Here's one: implementing MyObject's foo to return [[self someToManyRelationshipCollection] objectAtIndex:randomInteger] and then observing myObject.foo.property would be bad. The result of foo changes every time you ask for it. From what I remember in my electrical engineering days, this is one of those hand-waving things we used to do when doing calculations. "We don't care what the values were before time t0. We're only interested in the value from time t0 onward."

Here, we don't care what the value backing the foo accessor was before we started observing foo. But, we'll want to know what the value of foo is as soon as we start observing foo - so you don't need to say you changed foo. For KVO, we wouldn't know what foo changed from until after the initial access of foo which we're talking about.

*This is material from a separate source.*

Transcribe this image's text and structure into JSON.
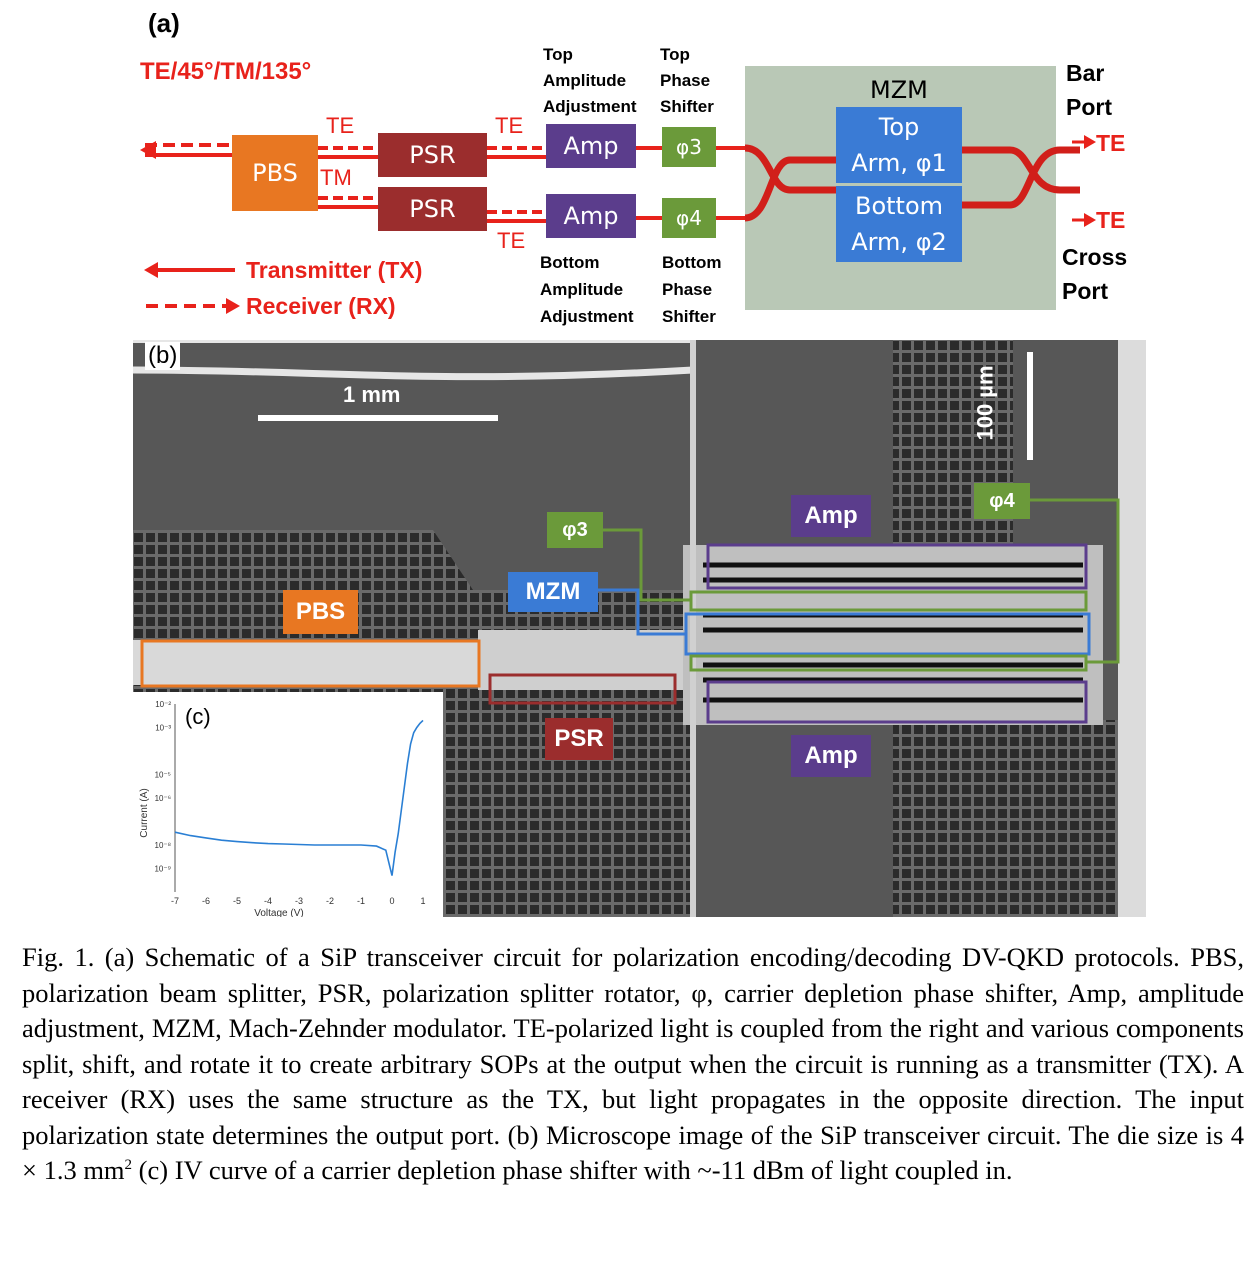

After that we'll track new values as time goes by using will/did change and all will be Good™.

Let me know if I'm still not being clear. Or if I'm answering the wrong question.

No, that makes perfect sense to me. And after reading the comment at theocacao it all just kind of clicked that, duh, obviously I don't need to send notifications that things are being set since from the perspective of any other class, they could have been set from the very start. I was just being overly cautious by wrapping every thing via willChange/didChange when in this instance it turns out I shouldn't have been.

Anyway, mostly I just wanted to make sure that I was interpreting the comments correctly. Since I've changed my code to not issue notifications in this case KVO seems to be working happily 100% of the time!